SWEDE AND LOWDOWN


The term “Swedish Invasion” may not be on anybody’s lips quite yet, and it probably won’t be anytime soon. There is no imminent threat of Jens Lekman or Acid House Kings having to hold off throngs of screaming teenage girls as they invade the field at Shea Stadium. No, these are the wartime neutrality guys, the country known for a hot bikini team. They’re not fools, they don’t rush in; they’re going about this one slowly.

Whether you know it or not, your Swedish indie rock indoctrination has begun already. Stockholm’s Peter Bjorn and John – whose drum-and-whistle song “Young Folks” has been needle-dropped into so many TV shows and commercials that it has its own Wikipedia page – have already made it into the American subconscious. The Sofia Coppola stamp of cool was applied to Lund tweesters the Radio Dept. last year when they were part of the controversially anachronistic soundtrack for Coppola’s Versailles-meets–high-school quasi-biopic Marie Antoinette. The Pitchfork hype machine was working overtime for Lekman this year for Night Falls Over Kortedala, and he was also named Stereogum’s “Mr. Indie Rock.” Your kid is probably in her room right now bopping her head to Göteborg’s Laurel Music and reading Swedesplease.net.

You didn’t notice? It’s because they all sing in English, and they do it mo’ better than most Americans do. Swedish pop doesn’t quite have a scene to export in the traditional sense – there is no Athens or Seattle sound to hype – but there are little clusters of local creativity outside the big cities of Stockholm and Göteborg. I’m From Barcelona are not actually from Barcelona. They’re from Jönköping, a city in south Sweden that is also home to Sub Pop’s Loney, Dear and those love-fools the Cardigans, as well as Agnetha Fältskog, one of the A’s from ABBA. We might as well call it the Swedish Omaha.
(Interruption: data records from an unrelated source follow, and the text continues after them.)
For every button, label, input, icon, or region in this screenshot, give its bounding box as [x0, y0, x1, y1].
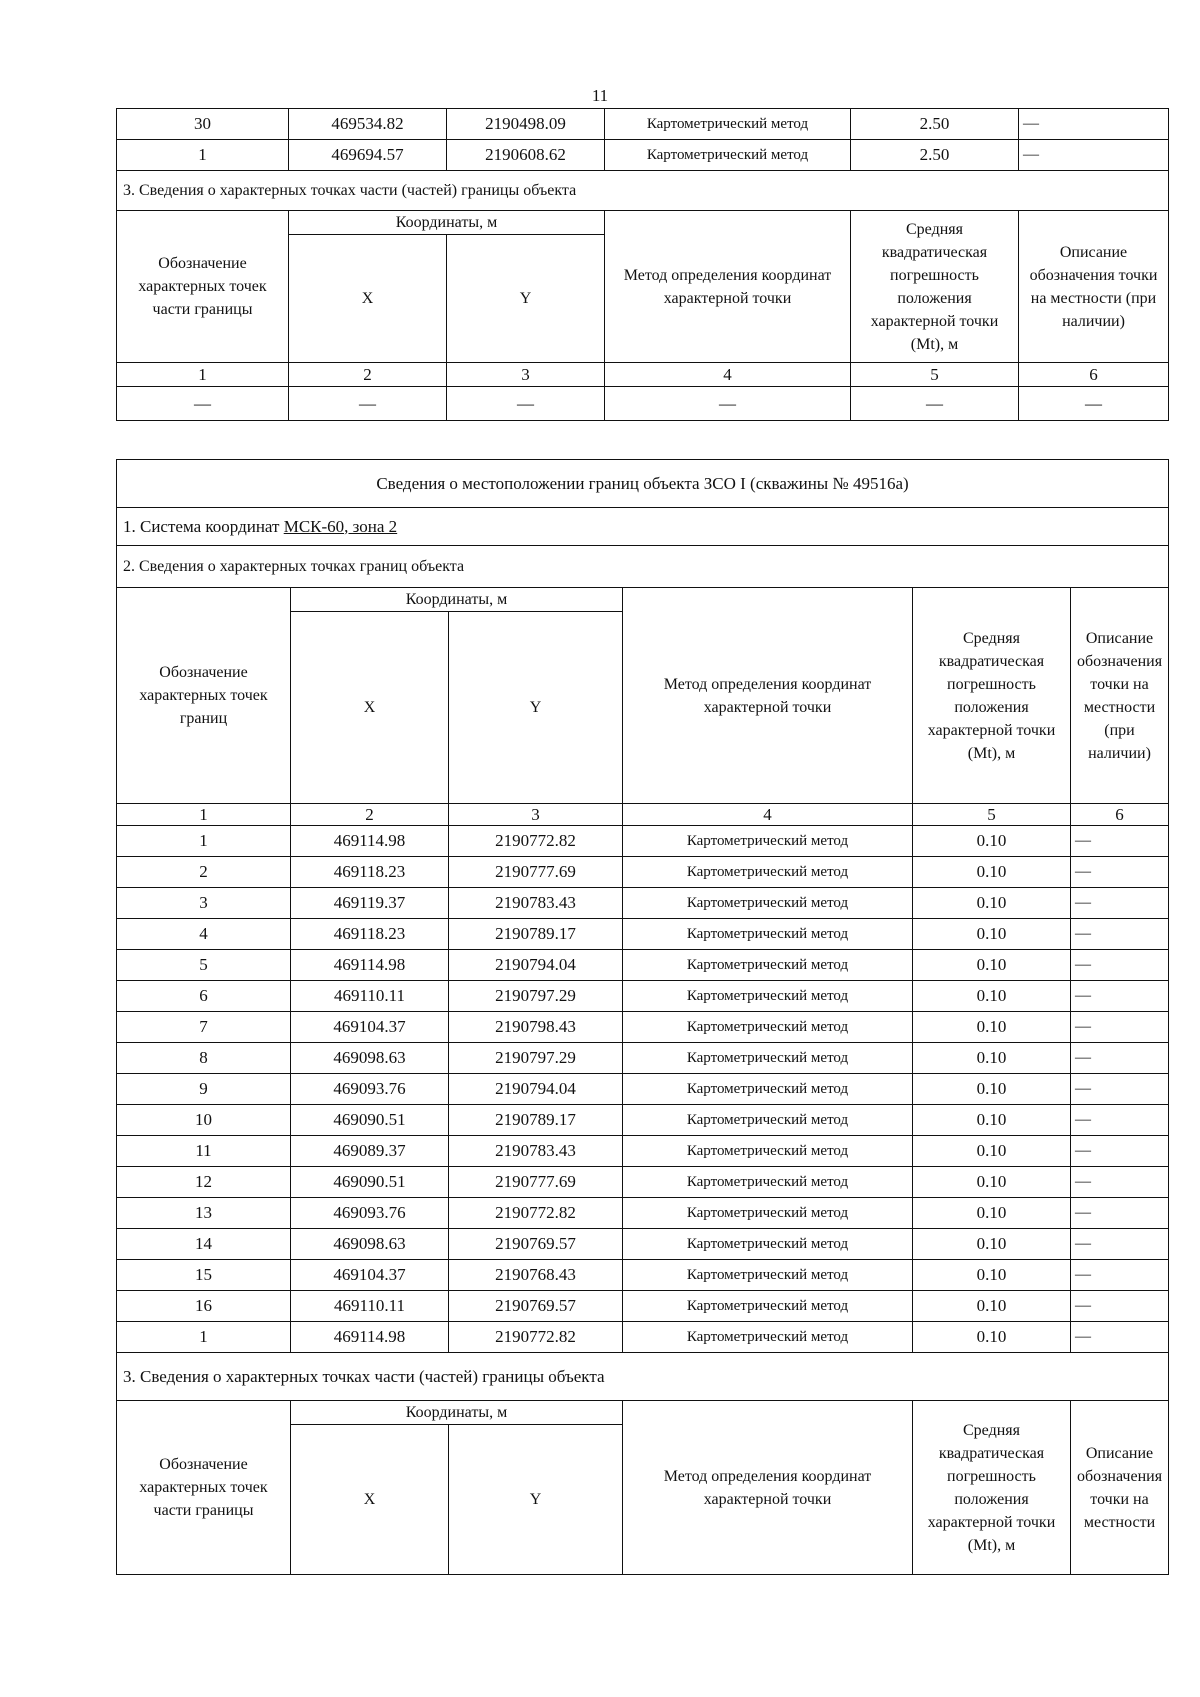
col-number: 3 — [447, 363, 605, 387]
zso-title: Сведения о местоположении границ объекта ЗСО I (скважины № 49516а) — [117, 460, 1169, 508]
y-cell: 2190772.82 — [449, 1198, 623, 1229]
sec3-header-x: X — [291, 1425, 449, 1575]
point-cell: 1 — [117, 140, 289, 171]
method-cell: Картометрический метод — [623, 1074, 913, 1105]
y-cell: 2190798.43 — [449, 1012, 623, 1043]
y-cell: 2190777.69 — [449, 1167, 623, 1198]
sec3-header-point: Обозначение характерных точек части границы — [117, 1401, 291, 1575]
error-cell: 0.10 — [913, 1229, 1071, 1260]
error-cell: 0.10 — [913, 1043, 1071, 1074]
x-cell: 469098.63 — [291, 1229, 449, 1260]
method-cell: Картометрический метод — [623, 1229, 913, 1260]
method-cell: Картометрический метод — [623, 981, 913, 1012]
y-cell: 2190772.82 — [449, 826, 623, 857]
desc-cell: — — [1071, 919, 1169, 950]
sec3-header-coords: Координаты, м — [291, 1401, 623, 1425]
col-number: 6 — [1071, 804, 1169, 826]
method-cell: Картометрический метод — [623, 919, 913, 950]
table-row — [117, 919, 1169, 950]
error-cell: 0.10 — [913, 981, 1071, 1012]
page-number: 11 — [591, 86, 609, 105]
desc-cell: — — [1071, 1198, 1169, 1229]
header-method: Метод определения координат характерной точки — [605, 211, 851, 363]
x-cell: 469093.76 — [291, 1074, 449, 1105]
x-cell: 469090.51 — [291, 1105, 449, 1136]
y-cell: 2190769.57 — [449, 1291, 623, 1322]
sec3-header-desc: Описание обозначения точки на местности — [1071, 1401, 1169, 1575]
x-cell: 469118.23 — [291, 919, 449, 950]
x-cell: 469694.57 — [289, 140, 447, 171]
sec3-header-error: Средняя квадратическая погрешность положения характерной точки (Mt), м — [913, 1401, 1071, 1575]
error-cell: 0.10 — [913, 857, 1071, 888]
col-number: 4 — [623, 804, 913, 826]
header-desc: Описание обозначения точки на местности (при наличии) — [1019, 211, 1169, 363]
col-number: 3 — [449, 804, 623, 826]
header-method: Метод определения координат характерной точки — [623, 588, 913, 804]
header-x: X — [289, 235, 447, 363]
col-number: 2 — [291, 804, 449, 826]
method-cell: Картометрический метод — [623, 888, 913, 919]
error-cell: 2.50 — [851, 140, 1019, 171]
x-cell: 469114.98 — [291, 826, 449, 857]
header-point: Обозначение характерных точек границ — [117, 588, 291, 804]
empty-cell: — — [447, 387, 605, 421]
empty-cell: — — [117, 387, 289, 421]
point-cell: 13 — [117, 1198, 291, 1229]
point-cell: 30 — [117, 109, 289, 140]
table-row — [117, 1322, 1169, 1353]
col-number: 5 — [913, 804, 1071, 826]
header-error: Средняя квадратическая погрешность положения характерной точки (Mt), м — [913, 588, 1071, 804]
method-cell: Картометрический метод — [623, 1012, 913, 1043]
x-cell: 469119.37 — [291, 888, 449, 919]
method-cell: Картометрический метод — [623, 1322, 913, 1353]
x-cell: 469093.76 — [291, 1198, 449, 1229]
point-cell: 15 — [117, 1260, 291, 1291]
point-cell: 7 — [117, 1012, 291, 1043]
error-cell: 0.10 — [913, 1260, 1071, 1291]
coord-system — [117, 508, 1169, 546]
empty-cell: — — [605, 387, 851, 421]
error-cell: 0.10 — [913, 826, 1071, 857]
table-row — [117, 857, 1169, 888]
section3-title: 3. Сведения о характерных точках части (частей) границы объекта — [117, 1353, 1169, 1401]
y-cell: 2190777.69 — [449, 857, 623, 888]
coord-system-label: 1. Система координат — [123, 516, 284, 536]
desc-cell: — — [1019, 140, 1169, 171]
point-cell: 12 — [117, 1167, 291, 1198]
y-cell: 2190783.43 — [449, 1136, 623, 1167]
x-cell: 469090.51 — [291, 1167, 449, 1198]
col-number: 4 — [605, 363, 851, 387]
x-cell: 469089.37 — [291, 1136, 449, 1167]
x-cell: 469118.23 — [291, 857, 449, 888]
column-number-row — [117, 804, 1169, 826]
x-cell: 469114.98 — [291, 1322, 449, 1353]
x-cell: 469104.37 — [291, 1012, 449, 1043]
table-row — [117, 109, 1169, 140]
header-x: X — [291, 612, 449, 804]
desc-cell: — — [1071, 1322, 1169, 1353]
y-cell: 2190797.29 — [449, 981, 623, 1012]
sec3-header-y: Y — [449, 1425, 623, 1575]
error-cell: 0.10 — [913, 888, 1071, 919]
x-cell: 469110.11 — [291, 981, 449, 1012]
error-cell: 0.10 — [913, 1105, 1071, 1136]
y-cell: 2190789.17 — [449, 919, 623, 950]
error-cell: 0.10 — [913, 1012, 1071, 1043]
y-cell: 2190769.57 — [449, 1229, 623, 1260]
header-y: Y — [447, 235, 605, 363]
method-cell: Картометрический метод — [623, 857, 913, 888]
error-cell: 0.10 — [913, 1322, 1071, 1353]
point-cell: 3 — [117, 888, 291, 919]
table-row — [117, 1012, 1169, 1043]
method-cell: Картометрический метод — [623, 1043, 913, 1074]
point-cell: 16 — [117, 1291, 291, 1322]
y-cell: 2190794.04 — [449, 950, 623, 981]
y-cell: 2190498.09 — [447, 109, 605, 140]
error-cell: 0.10 — [913, 950, 1071, 981]
x-cell: 469114.98 — [291, 950, 449, 981]
method-cell: Картометрический метод — [623, 1136, 913, 1167]
desc-cell: — — [1071, 1229, 1169, 1260]
header-point: Обозначение характерных точек части границы — [117, 211, 289, 363]
desc-cell: — — [1071, 1260, 1169, 1291]
desc-cell: — — [1071, 1043, 1169, 1074]
method-cell: Картометрический метод — [605, 140, 851, 171]
error-cell: 2.50 — [851, 109, 1019, 140]
point-cell: 2 — [117, 857, 291, 888]
table-row — [117, 1043, 1169, 1074]
method-cell: Картометрический метод — [605, 109, 851, 140]
header-y: Y — [449, 612, 623, 804]
zso-boundary-table — [116, 459, 1169, 1575]
empty-cell: — — [289, 387, 447, 421]
desc-cell: — — [1071, 826, 1169, 857]
x-cell: 469104.37 — [291, 1260, 449, 1291]
point-cell: 4 — [117, 919, 291, 950]
table-row — [117, 950, 1169, 981]
empty-cell: — — [1019, 387, 1169, 421]
col-number: 1 — [117, 363, 289, 387]
point-cell: 11 — [117, 1136, 291, 1167]
section3-title: 3. Сведения о характерных точках части (частей) границы объекта — [117, 171, 1169, 211]
x-cell: 469110.11 — [291, 1291, 449, 1322]
y-cell: 2190772.82 — [449, 1322, 623, 1353]
method-cell: Картометрический метод — [623, 950, 913, 981]
error-cell: 0.10 — [913, 1198, 1071, 1229]
empty-cell: — — [851, 387, 1019, 421]
error-cell: 0.10 — [913, 919, 1071, 950]
desc-cell: — — [1071, 888, 1169, 919]
sec3-header-method: Метод определения координат характерной точки — [623, 1401, 913, 1575]
method-cell: Картометрический метод — [623, 1167, 913, 1198]
point-cell: 6 — [117, 981, 291, 1012]
error-cell: 0.10 — [913, 1074, 1071, 1105]
desc-cell: — — [1071, 1012, 1169, 1043]
section2-title: 2. Сведения о характерных точках границ объекта — [117, 546, 1169, 588]
table-row — [117, 1291, 1169, 1322]
point-cell: 10 — [117, 1105, 291, 1136]
desc-cell: — — [1071, 1291, 1169, 1322]
header-error: Средняя квадратическая погрешность положения характерной точки (Mt), м — [851, 211, 1019, 363]
point-cell: 1 — [117, 826, 291, 857]
x-cell: 469098.63 — [291, 1043, 449, 1074]
table-row — [117, 140, 1169, 171]
header-coords: Координаты, м — [291, 588, 623, 612]
col-number: 1 — [117, 804, 291, 826]
desc-cell: — — [1071, 950, 1169, 981]
desc-cell: — — [1071, 857, 1169, 888]
y-cell: 2190608.62 — [447, 140, 605, 171]
y-cell: 2190789.17 — [449, 1105, 623, 1136]
x-cell: 469534.82 — [289, 109, 447, 140]
method-cell: Картометрический метод — [623, 1198, 913, 1229]
table-row — [117, 1105, 1169, 1136]
method-cell: Картометрический метод — [623, 1260, 913, 1291]
col-number: 6 — [1019, 363, 1169, 387]
point-cell: 14 — [117, 1229, 291, 1260]
y-cell: 2190768.43 — [449, 1260, 623, 1291]
point-cell: 8 — [117, 1043, 291, 1074]
error-cell: 0.10 — [913, 1167, 1071, 1198]
table-row — [117, 826, 1169, 857]
error-cell: 0.10 — [913, 1136, 1071, 1167]
table-row — [117, 888, 1169, 919]
table-row — [117, 1260, 1169, 1291]
y-cell: 2190797.29 — [449, 1043, 623, 1074]
point-cell: 5 — [117, 950, 291, 981]
y-cell: 2190783.43 — [449, 888, 623, 919]
desc-cell: — — [1071, 1136, 1169, 1167]
col-number: 5 — [851, 363, 1019, 387]
desc-cell: — — [1071, 1105, 1169, 1136]
method-cell: Картометрический метод — [623, 1291, 913, 1322]
table-row — [117, 1167, 1169, 1198]
desc-cell: — — [1071, 1074, 1169, 1105]
table-row — [117, 1074, 1169, 1105]
header-coords: Координаты, м — [289, 211, 605, 235]
coord-system-value: МСК-60, зона 2 — [283, 516, 398, 536]
table-row — [117, 1229, 1169, 1260]
col-number: 2 — [289, 363, 447, 387]
method-cell: Картометрический метод — [623, 826, 913, 857]
header-desc: Описание обозначения точки на местности (при наличии) — [1071, 588, 1169, 804]
point-cell: 9 — [117, 1074, 291, 1105]
empty-row — [117, 387, 1169, 421]
error-cell: 0.10 — [913, 1291, 1071, 1322]
desc-cell: — — [1019, 109, 1169, 140]
table-row — [117, 1198, 1169, 1229]
column-number-row — [117, 363, 1169, 387]
point-cell: 1 — [117, 1322, 291, 1353]
method-cell: Картометрический метод — [623, 1105, 913, 1136]
table-row — [117, 981, 1169, 1012]
top-boundary-table — [116, 108, 1169, 421]
desc-cell: — — [1071, 1167, 1169, 1198]
y-cell: 2190794.04 — [449, 1074, 623, 1105]
table-row — [117, 1136, 1169, 1167]
desc-cell: — — [1071, 981, 1169, 1012]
We can look at labels as a scene from over here because of the relatively small size of the country (their population is only slightly bigger than New York City), but that size actually demands a wider catchment area for labels like Labrador and Service to pull from to keep their high-quality output going.

Stockholm’s Labrador Records leads the way in turning out the kind of indie pop that’s become the 21st century’s go-to genre for critical-darling status. They celebrated their 10th birthday this year by putting out a four-disc, 100-track box set to commemorate the occasion. Labrador 100: A Complete History of Popular Music is not quite that, but it’s about as close as you can get without also raiding Apple Records and 4AD’s catalogues. It’s a perfect primer if there ever was one, and as far as bandwagons go, it’s a pretty comfortable seat.